Edition number 4 of “To listen to”, the festival of experimental listening, dedicated to “the exploration of the different shapes of sound”, as per the communication claim. A mesmerizing cabinet of curiosities, a sonic Borges’ library, deployed through concerts, labs, sound installations and masterclasses, drove the audience towards the real Unknown and the sheer Unexpected. Concerts took place in the grand Concert Hall of the Conservatorio (free admittance!) and the following is what we attended.
Acousmonium of Paris INA grm (saturday 27)
Eve Aboulkeir - Guilin Synthetic Daydream, 2020
Jim O’Rourke - 8 views of a secret, 2024
Sarah Davachi - Basse Brevis, 2024
Francois J.Bonnet - Banshee, 2024
The term acousmonium comes from the french “acousmatique” utilized by Jerome Peignot, Pierre Schaeffer and Francois Bayle to define every noise or sound listened without seeing the source. Key elements are the tech specs of the speakers and their setting in the space, placed on the stage according to power and audio spectrum, in order to become a real orchestra. The music is “played” by the mixing desk, tuning the linear fader to manage the sound’s dynamics. The audience watches Nothing, listening to Everything: astonishing.
La fuga di Socrate - Guido Brignone, 1923 (tuesday 30)
The legendary movie is soundtracked live by Caravaggio (Bruno Chevillion, bass, double bass, electronics; Benjamin de la Fuente, violin, mandocaster, tenor electric guitar, electronics; Eric Echampard, drums, percussions, electronics; Samuel Sighicelli, Hammond, sampler, Korg, Minimoog), a post-rock band that through the “counterpoint technique” delivers sound effects and free spatial escapism, greatly enriching the old grainy photograms.
Mauricio Kagel: Spielplan, 1970. Instrumentalmusik in Aktion, concert version for experimental sound generators (wednesday 1)
From 1967 to 1970 Mauricio Kagel wrote nine books to be freely utilized to stage his (in)famous anti-opera Staatstheater and the sixth of those (Spielplan) consists of 42 pages describing how to generate sounds from an array of prepared objects, modified instruments, recycled materials, all of them hugely amplified through several kinds of microphones.
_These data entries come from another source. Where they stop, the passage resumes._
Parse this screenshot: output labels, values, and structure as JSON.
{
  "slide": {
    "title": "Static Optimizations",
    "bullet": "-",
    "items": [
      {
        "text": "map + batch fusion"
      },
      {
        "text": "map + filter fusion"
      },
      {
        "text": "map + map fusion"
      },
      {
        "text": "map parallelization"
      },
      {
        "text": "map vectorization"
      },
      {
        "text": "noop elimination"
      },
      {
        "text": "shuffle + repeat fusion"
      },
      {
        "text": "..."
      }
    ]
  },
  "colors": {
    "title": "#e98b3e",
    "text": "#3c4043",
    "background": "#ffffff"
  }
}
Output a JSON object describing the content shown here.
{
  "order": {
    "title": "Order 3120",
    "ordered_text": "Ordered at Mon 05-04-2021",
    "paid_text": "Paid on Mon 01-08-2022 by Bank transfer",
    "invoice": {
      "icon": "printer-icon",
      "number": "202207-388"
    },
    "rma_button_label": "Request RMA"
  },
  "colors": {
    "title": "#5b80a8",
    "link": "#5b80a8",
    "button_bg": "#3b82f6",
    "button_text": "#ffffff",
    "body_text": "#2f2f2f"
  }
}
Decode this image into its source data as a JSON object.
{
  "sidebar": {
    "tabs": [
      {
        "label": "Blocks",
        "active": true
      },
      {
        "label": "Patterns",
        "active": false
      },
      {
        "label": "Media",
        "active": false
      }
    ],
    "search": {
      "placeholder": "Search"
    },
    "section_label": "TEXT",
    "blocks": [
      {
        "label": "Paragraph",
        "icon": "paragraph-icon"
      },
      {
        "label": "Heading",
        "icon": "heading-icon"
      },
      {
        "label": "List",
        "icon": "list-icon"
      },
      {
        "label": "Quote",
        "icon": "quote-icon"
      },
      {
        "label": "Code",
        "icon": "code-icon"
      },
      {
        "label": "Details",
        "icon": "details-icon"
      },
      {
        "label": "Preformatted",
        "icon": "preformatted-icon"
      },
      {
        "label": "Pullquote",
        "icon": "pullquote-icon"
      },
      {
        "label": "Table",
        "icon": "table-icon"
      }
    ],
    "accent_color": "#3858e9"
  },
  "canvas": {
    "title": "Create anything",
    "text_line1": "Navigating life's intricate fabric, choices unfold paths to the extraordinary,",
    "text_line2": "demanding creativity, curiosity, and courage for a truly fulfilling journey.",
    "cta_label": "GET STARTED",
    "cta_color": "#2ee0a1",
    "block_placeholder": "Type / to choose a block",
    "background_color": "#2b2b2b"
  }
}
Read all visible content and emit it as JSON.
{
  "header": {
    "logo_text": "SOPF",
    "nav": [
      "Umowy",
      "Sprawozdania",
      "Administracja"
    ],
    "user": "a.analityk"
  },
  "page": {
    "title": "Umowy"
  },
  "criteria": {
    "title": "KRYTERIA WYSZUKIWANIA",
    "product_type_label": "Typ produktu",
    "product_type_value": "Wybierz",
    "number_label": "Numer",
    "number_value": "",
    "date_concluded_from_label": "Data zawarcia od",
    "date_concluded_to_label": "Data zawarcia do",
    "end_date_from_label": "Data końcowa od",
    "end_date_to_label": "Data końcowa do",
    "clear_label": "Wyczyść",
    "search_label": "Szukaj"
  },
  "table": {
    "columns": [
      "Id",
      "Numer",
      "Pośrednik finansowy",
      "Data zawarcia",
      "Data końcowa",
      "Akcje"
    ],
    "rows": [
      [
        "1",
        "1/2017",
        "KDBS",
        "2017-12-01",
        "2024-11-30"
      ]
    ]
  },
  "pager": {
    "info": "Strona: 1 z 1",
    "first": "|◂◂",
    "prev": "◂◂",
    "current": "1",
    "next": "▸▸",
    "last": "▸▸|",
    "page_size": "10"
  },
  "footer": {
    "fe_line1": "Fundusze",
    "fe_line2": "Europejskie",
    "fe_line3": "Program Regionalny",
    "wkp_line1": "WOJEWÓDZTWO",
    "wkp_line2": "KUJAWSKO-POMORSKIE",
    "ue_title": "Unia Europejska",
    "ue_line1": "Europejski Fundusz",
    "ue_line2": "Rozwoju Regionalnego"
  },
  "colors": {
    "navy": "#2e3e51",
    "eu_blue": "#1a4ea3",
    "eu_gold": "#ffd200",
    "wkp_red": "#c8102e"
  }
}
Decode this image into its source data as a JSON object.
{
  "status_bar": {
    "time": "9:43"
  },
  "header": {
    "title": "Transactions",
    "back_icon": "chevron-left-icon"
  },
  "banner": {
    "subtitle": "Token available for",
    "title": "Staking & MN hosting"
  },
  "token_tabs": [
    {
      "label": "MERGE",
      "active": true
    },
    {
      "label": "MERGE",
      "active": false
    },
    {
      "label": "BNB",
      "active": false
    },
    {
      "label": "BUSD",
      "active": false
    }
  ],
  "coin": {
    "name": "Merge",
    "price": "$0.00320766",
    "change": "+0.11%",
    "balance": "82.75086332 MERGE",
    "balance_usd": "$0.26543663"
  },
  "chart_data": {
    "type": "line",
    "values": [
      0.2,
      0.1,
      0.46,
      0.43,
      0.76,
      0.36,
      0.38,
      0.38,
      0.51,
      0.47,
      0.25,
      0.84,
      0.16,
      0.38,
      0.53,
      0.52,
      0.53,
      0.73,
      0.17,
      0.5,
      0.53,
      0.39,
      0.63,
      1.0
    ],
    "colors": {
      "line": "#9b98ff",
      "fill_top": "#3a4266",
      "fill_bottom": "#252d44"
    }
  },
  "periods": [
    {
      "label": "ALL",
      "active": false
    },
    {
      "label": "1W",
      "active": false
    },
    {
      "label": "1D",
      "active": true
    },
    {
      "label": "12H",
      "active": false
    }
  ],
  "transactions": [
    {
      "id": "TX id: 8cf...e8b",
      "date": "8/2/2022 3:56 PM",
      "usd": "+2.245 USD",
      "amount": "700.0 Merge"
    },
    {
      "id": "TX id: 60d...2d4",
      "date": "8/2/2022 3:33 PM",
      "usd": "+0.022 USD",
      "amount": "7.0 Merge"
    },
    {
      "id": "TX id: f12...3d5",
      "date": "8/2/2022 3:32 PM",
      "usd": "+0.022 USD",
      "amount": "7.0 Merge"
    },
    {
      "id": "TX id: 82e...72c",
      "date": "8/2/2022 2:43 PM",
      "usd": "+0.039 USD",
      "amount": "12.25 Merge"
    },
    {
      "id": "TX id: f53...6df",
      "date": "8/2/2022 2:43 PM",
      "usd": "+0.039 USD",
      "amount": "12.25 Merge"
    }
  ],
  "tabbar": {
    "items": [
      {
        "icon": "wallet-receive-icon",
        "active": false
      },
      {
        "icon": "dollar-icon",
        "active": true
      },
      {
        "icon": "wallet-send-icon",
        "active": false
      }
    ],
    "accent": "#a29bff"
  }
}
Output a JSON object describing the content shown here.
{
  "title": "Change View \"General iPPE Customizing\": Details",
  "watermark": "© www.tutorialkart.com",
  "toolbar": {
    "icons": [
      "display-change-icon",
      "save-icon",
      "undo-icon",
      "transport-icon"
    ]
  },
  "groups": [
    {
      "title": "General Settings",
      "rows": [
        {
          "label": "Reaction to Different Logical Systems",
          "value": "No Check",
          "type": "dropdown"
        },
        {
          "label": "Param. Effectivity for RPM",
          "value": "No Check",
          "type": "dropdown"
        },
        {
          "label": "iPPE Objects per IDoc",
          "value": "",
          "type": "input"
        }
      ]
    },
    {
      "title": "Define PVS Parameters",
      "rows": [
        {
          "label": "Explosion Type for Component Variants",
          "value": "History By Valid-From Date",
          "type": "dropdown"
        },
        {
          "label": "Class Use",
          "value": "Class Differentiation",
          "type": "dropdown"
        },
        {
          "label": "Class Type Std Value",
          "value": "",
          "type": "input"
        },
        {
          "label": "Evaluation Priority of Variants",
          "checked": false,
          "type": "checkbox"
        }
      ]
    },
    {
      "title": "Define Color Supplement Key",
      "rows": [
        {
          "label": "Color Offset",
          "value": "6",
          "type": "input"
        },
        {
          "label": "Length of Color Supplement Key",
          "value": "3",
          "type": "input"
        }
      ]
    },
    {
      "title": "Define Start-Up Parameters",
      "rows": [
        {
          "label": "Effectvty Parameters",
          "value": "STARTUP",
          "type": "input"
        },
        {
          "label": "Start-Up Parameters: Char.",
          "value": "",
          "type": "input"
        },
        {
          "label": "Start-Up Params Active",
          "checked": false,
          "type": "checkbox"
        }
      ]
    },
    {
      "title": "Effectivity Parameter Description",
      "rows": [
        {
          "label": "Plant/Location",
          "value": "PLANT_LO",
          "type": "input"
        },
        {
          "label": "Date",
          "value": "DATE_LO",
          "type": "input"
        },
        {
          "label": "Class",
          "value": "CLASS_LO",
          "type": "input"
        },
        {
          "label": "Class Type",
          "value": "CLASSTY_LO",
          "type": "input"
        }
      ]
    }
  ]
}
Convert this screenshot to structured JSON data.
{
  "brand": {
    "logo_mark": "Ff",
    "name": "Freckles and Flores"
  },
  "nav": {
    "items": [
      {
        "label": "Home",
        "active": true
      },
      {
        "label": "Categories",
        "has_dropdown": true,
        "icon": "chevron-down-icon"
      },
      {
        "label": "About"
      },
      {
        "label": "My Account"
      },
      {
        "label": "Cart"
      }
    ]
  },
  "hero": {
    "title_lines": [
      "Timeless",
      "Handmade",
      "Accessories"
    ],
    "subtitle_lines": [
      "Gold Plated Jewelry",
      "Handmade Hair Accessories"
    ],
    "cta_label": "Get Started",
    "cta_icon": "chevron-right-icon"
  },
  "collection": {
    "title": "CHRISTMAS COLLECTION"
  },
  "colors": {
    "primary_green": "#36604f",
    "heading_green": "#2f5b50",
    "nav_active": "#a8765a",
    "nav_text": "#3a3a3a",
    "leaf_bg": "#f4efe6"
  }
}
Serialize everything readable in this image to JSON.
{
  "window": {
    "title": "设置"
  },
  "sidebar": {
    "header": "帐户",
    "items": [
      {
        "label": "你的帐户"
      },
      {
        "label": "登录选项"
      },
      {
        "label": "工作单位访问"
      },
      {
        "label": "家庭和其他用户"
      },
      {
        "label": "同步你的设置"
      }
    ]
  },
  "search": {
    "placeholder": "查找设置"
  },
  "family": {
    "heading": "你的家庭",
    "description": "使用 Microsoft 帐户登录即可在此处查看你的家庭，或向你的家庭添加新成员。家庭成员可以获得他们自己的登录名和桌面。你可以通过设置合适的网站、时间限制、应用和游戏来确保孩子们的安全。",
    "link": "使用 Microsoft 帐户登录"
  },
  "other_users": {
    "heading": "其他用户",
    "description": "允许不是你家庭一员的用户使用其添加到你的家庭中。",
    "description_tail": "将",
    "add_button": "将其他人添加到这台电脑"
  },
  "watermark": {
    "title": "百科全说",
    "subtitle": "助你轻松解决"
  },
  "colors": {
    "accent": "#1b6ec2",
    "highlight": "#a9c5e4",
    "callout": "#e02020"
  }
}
Stanislas Pili, Joao Calado and Andrea Zamengo put on (likely for very first time) all the Spielplan pages, surrounded on stage by every kind of sound generators: drippers, wind machine, hoses, a disassembled piano, nails, mechanical toys, grids and watches. The Way of the Sound is Infinite (and we are deeply grateful for that).
Anna Clementi: I sing the Body Electric (Thursday 2)
Olga Neuwirth - Nova/Minraud, 1998
Aldo Clementi - Parafrasi, 1981
Laurie Schwartz - the waves, 2025
John Cage - Aria, 1996
Born in Rome, daughter of the composer Aldo Clementi, Anna soon moved to Berlin where she attended Dieter Schebel’s courses at the Hochschule der Kunste, teaming up with him in the group Die Maulwerker. John Cage has always been her North Star and on tonight’s repertoire he casts such an influence: voice, language, dance and words are combined in a prodigious way, clearly explaining why she's a self defined “actress of word”, instead of a singer.
Stefano Scodanibbio - Oltracuidansa, 1997/2002 for amplified double bass and 8 channels fixed media
One of the Greatest of All Time on the double bass, he composed more than 50 works, mostly for strings, played all over the world. Composers like Bussotti, Frith, Donatoni, Estrada, Xenakis wrote music for him, while John Cage said: “Stefano is astonishing, I never heard someone playing double bass as he plays”. Teacher at Berkeley, Stanford, Oberlin College, Stuttgart Musikhochschule, Conservatoire de Paris, Conservatorio di Milano, he spent long and fruitful collaborations with Luigi Nono, Giacinto Scelsi and Terry Riley, creating new techniques, extending the colours and range of the double bass, heretofore considered impossible on this instrument. His most famous and tremendously challenging work is “Oltracuidansa” and the impossible task to play it live is entrusted to Dario Calderone, a top notch double bassist, former collaborator of the late Sconadibbio. The outcome is simply astonishing, leaving us speechless.
Eiko Ishibashi & Jim O’Rourke - Pareidolia (sunday 5)
The Grand Finale with the aces of contemporary music: rock, pop, jazz, noise, free improv, electroacoustic composition, soundtracks, it’s really difficult to find a spot in their musical scope not yet charted. We saw them in town a couple of years ago with the embryonic project of Pareidolia, delivered tonight in its chiseled ultimate version, edited on record some months ago. The synthetic cold of laptop music is interspersed with vocal and flute, making the final result fascinating and evocative.